Oil rally takes a breather ahead of Fed, ECB rate hikes
Oil prices eased on Monday as traders awaited more rate hike cues from US and European central banks, with tightening supply and hopes for Chinese stimulus underpinning Brent at $80 a barrel.
Brent crude futures dipped 16 cents, or 0.2 per cent, to $80.91 a barrel by 0444 GMT. US West Texas Intermediate (WTI) crude was at $76.90 a barrel, down 17 cents, or 0.2 per cent.
The benchmarks rose 1.5 per cent and 2.2 per cent respectively last week, their fourth straight of week of gains, as supply is expected to tighten following OPEC+ cuts. Fighting also escalated last week in Ukraine after Russia withdrew from a U.N.-brokered safe sea corridor agreement for grains exports.
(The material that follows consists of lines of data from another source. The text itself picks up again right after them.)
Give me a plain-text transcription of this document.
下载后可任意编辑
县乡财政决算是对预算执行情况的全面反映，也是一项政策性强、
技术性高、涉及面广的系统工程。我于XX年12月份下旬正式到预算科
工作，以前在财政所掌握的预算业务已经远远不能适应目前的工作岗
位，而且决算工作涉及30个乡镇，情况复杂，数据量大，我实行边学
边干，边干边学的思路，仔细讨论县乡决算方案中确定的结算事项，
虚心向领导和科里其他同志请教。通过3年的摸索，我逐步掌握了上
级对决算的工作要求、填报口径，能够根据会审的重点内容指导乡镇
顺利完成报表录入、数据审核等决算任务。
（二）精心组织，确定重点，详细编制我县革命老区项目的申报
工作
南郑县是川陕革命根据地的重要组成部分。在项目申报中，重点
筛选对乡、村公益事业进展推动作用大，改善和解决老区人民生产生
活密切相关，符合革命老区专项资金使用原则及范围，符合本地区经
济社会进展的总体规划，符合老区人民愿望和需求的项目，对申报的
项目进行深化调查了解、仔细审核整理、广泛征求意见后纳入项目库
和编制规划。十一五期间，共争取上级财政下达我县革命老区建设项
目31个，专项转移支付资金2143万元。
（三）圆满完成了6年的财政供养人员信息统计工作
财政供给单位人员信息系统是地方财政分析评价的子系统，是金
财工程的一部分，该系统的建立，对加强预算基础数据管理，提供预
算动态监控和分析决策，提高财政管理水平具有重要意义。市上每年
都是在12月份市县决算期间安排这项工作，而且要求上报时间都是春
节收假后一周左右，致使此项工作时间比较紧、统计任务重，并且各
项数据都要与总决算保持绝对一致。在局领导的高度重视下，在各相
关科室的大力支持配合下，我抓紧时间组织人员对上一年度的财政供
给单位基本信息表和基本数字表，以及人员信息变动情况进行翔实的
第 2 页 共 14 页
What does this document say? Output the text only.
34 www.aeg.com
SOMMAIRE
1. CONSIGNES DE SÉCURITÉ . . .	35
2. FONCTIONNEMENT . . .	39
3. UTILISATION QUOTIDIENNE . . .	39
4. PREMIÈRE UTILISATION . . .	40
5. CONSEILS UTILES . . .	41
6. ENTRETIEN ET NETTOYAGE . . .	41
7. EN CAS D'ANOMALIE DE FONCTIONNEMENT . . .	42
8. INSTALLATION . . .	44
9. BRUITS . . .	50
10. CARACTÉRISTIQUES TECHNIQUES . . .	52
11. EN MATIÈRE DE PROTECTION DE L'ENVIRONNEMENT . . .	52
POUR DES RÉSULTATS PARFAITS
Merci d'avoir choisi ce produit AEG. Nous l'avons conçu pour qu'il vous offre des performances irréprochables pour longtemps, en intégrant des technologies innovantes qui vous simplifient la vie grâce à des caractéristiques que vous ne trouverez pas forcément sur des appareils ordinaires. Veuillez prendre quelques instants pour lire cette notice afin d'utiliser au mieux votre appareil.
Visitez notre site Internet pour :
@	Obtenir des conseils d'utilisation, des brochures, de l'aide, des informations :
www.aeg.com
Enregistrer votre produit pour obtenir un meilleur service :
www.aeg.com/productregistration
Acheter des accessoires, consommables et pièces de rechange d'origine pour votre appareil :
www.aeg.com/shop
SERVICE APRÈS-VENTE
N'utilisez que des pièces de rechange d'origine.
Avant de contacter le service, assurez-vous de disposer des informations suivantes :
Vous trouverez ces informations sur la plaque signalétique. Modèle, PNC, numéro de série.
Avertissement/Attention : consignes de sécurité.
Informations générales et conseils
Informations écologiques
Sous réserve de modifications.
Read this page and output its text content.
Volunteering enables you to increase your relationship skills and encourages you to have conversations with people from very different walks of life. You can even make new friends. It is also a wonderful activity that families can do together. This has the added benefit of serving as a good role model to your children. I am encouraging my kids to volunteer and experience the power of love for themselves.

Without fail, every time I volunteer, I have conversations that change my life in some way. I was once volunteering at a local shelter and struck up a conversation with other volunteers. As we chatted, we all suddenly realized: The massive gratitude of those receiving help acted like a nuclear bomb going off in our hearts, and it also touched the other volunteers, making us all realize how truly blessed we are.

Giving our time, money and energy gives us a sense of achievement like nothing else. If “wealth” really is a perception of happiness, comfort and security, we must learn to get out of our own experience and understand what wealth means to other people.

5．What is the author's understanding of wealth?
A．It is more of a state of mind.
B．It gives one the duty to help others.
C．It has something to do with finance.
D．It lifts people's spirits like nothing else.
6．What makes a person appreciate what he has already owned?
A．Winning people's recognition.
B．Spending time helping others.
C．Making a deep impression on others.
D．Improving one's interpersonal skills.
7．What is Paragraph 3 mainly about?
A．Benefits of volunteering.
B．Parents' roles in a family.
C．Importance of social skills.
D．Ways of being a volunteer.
"While another Fed rate hike this week may drive some short-term price volatility, we expect tightening market conditions on OPEC's supply cuts and increasing market speculation of further stimulus in China to continue to push prices higher through 3Q23," analysts from National Australian Bank said in a note.
CMC Markets analyst Leon Li said he expects WTI oil prices to eventually reach $80 again on a "seasonal demand rebound".
Investors have priced in quarter-point hikes from the Federal Reserve and European Central Bank this week so the focus will be on what Fed Chair Jerome Powell and ECB President Christine Lagarde say about future rate hikes.
Rising interest rates have dampened investments and strengthened the greenback, making dollar-denominated commodities more expensive for holders of other currencies.
Market participants also expect Beijing to implement targeted stimulus measures to support its flagging economy, likely boosting oil demand in the world's No. 2 consumer.
China's state planner on Monday unveiled measures to promote, encourage and spur private investment in some infrastructure sectors, and said it will also strengthen financing support for private projects.
On supply, United Arab Emirates Energy Minister Suhail al-Mazrouei said on Friday that actions by OPEC+ to support the oil market are sufficient for now and the group is "only a phone call away" if any further steps are needed.
Last week, US energy firms made their deepest oil rig cut since early June, with operating units down by seven to 530, energy services firm Baker Hughes said on Friday.